Of course, this data and this post isn’t really about who is a vector for harm, it’s about how we are all being asked to make changes to support a common good, for all of us, within our hockey-stick world.  We are being forced to lose privileges that we once took for granted and, in so doing, to see the world through a different perspective.  We are being asked to find a different way to play, to connect and to work in order to prevent an overwhelm of our medical system and unnecessary death.  We are also being called to ask for help if we need and to offer help in the ways that we are resourced to offer.  The unfortunate reality is that some of us don’t have safe homes and are being forced to experience physically and psychologically harmful circumstances while also lacking the resources to overcome the harm from these circumstances.  They too will need our help.  Unfortunately, when it comes to hockey stick graphs, there are no black-and-white or right-and-wrong decisions, only choices and consequences.

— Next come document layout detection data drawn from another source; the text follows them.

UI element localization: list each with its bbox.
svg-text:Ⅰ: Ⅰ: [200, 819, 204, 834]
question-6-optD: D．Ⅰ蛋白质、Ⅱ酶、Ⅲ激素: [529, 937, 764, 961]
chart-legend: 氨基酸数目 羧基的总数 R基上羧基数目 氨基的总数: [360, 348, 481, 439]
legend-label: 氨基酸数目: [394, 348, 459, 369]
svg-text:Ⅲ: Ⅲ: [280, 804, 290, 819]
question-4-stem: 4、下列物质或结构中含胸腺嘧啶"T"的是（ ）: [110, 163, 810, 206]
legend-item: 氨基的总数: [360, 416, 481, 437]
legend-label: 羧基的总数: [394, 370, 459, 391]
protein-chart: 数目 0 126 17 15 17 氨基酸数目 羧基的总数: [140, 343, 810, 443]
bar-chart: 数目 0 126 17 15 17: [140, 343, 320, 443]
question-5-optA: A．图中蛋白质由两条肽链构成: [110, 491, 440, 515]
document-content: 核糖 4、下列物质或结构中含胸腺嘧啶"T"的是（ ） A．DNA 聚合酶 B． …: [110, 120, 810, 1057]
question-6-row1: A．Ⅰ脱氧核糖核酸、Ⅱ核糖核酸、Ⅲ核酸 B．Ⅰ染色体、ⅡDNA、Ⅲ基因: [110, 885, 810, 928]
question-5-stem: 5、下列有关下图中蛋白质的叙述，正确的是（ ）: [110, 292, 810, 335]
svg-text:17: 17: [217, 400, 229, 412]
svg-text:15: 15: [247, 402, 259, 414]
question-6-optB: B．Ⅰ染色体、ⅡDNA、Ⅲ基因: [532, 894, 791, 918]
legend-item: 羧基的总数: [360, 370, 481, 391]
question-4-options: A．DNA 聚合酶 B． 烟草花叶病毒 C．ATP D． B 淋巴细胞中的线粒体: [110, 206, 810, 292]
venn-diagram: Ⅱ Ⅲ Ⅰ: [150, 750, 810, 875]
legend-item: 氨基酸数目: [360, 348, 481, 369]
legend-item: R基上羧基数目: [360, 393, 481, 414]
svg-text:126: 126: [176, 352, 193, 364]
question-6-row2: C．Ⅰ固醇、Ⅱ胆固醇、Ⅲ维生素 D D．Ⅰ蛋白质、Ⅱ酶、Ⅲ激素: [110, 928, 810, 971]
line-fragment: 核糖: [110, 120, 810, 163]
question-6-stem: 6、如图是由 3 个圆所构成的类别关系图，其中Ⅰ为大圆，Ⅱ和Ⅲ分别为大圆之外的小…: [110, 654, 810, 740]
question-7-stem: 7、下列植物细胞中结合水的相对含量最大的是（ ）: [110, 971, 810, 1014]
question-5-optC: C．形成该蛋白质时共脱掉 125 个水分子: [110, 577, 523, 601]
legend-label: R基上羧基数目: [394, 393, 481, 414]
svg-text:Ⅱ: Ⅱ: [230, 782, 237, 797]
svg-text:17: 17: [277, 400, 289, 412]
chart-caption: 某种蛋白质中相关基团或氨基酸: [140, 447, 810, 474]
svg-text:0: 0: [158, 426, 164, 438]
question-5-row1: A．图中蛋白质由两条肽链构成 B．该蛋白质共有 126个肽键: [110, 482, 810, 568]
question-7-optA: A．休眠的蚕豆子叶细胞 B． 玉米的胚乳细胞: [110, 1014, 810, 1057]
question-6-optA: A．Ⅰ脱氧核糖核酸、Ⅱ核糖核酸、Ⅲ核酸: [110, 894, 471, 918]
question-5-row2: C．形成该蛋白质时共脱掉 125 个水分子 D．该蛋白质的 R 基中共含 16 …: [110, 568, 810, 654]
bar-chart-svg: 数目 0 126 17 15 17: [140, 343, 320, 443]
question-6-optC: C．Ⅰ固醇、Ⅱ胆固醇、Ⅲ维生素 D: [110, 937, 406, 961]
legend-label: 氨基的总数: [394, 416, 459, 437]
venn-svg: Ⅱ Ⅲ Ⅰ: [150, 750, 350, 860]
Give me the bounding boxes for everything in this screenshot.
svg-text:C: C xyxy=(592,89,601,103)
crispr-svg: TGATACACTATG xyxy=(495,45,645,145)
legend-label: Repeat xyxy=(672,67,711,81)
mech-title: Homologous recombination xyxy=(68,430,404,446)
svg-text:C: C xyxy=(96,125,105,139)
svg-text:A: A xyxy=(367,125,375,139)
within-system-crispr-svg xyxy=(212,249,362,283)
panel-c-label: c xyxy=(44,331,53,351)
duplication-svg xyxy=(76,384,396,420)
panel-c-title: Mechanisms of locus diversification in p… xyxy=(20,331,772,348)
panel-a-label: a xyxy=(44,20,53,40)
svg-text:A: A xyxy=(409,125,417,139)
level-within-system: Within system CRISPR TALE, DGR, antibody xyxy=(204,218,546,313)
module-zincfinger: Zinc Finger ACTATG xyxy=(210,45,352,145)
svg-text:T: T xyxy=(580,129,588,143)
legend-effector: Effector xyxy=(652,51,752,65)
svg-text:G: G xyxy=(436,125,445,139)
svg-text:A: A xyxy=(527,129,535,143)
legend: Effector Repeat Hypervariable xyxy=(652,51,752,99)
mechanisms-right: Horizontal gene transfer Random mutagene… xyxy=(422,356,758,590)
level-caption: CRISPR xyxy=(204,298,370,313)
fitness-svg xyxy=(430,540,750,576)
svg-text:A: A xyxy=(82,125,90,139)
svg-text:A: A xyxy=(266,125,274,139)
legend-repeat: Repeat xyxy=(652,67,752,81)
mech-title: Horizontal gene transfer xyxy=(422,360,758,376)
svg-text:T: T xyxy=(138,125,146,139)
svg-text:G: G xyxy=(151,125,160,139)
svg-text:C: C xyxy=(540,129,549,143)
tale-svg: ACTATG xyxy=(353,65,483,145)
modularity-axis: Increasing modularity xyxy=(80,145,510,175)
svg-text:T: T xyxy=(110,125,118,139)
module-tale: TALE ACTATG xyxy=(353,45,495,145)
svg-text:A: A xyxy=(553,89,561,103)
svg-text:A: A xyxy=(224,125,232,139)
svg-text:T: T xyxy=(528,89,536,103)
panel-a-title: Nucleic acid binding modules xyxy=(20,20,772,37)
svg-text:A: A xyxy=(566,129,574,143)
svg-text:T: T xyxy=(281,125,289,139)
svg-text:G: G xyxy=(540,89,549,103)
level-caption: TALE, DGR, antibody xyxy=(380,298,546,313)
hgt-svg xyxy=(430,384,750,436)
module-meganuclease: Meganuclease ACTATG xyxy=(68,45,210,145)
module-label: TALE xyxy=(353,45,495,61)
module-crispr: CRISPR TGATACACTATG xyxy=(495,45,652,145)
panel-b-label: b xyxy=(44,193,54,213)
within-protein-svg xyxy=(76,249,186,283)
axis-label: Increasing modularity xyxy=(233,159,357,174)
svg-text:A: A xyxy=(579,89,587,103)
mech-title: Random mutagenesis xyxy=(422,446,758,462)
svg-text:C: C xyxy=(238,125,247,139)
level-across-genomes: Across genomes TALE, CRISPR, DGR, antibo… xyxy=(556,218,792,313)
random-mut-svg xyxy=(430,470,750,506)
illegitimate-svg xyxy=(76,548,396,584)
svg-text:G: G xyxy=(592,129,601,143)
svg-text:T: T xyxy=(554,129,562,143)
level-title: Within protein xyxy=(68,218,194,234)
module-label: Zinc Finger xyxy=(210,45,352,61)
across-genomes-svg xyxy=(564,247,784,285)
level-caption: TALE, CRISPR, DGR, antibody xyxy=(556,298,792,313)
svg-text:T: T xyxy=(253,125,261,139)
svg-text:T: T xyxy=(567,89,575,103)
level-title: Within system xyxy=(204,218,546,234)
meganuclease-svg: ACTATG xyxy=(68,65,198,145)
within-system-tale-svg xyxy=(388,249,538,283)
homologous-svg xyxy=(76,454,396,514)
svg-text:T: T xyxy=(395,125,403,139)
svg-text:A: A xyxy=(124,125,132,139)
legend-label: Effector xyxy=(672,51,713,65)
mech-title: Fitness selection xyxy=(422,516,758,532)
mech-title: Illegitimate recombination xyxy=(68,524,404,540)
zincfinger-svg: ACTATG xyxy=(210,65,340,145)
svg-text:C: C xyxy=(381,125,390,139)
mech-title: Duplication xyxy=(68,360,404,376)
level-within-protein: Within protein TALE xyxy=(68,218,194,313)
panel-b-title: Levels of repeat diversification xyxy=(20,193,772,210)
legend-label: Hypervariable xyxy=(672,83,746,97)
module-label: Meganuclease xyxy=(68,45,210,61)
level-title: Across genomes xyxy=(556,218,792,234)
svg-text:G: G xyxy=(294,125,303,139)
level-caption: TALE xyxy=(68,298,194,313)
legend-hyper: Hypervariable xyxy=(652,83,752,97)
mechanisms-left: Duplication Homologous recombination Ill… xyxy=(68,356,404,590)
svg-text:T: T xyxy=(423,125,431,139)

There was a time, of course, when COVID-19 could have been contained in a region; but that time as passed.  We are now in a pandemic and we may experience COVID-19 as an endemic illness, much like the flu.  This is where facing and moving toward the truth, toward the hockey stick, is very important.  Moving toward this truth opens the possibility of blocking it at the base and disarming the aggression before it becomes harmful.  It’s a classic martial arts move for blocking hockey sticks, bats or swords.  Move to the base and disarm.  The alternative, blocking the strike at the tip, will lead to far greater injury simply because there is more momentum behind the blow.  We are experiencing with this pandemic a version of what it can feel like if we delay action in addressing a hockey stick such that we can no longer disarm at the base and are instead forced to experience the impact of a blow at the tip.  It’s an appetizer to what the main course of the CO2 hockey stick graph can deliver.

To reclaim our power from a hockey stick graph, we need to first be able to manage our anxieties and fears to the degree necessary to square up to the reality of what is coming down on us.  We need  accept that we are responsible, that our bodies are mostly made up of non-human cells (many of which form the foundation of our immune system—if fed appropriately—and some of which can kill us), that our success at overcoming circumstances beyond our control rests in our ability to stay open to and curiosity about possibilities both in our own lives and in others and to use this curiosity to cultivate an ability to come together and collectively problem-solve difficult circumstances, that we are in this together in a way that dissolves the boundaries of “us” vs “them” (on micro- and macroscopic scales), that our modern day hero isn’t a person who is going to rescue us from our choices but, rather, a choice made within us all to be humbled by the reality of circumstances beyond our control and use this humility to strengthen our commitment to do our own personal best in creating a future good through the circumstances and choices that are in our control.

 

An annotated version of the top figure, which shows the number of cases of those tested.  These numbers do not represent the total number of cases in Whatcom Co.  Testing is too restricted and sparse to accurately determine number of cases in Whatcom Co.  It should also be noted that the use of this information is to inspire a philosophical discussion and self-reflection on how we orient to information like this.  A better metric of the spread of this illness and the flattening of the curve is the death count.  As of the day of this post, that number is 18 and that curve has not yet leveled out.

[1] This is a philosophical statement based on a thought-experiment; it’s not a statement that reflects any mathematical model or research-based evidence.

[2] I am grateful for Tereza Jarnikova for her willingness to read this work, to ask important questions and to challenge me to take it a step beyond.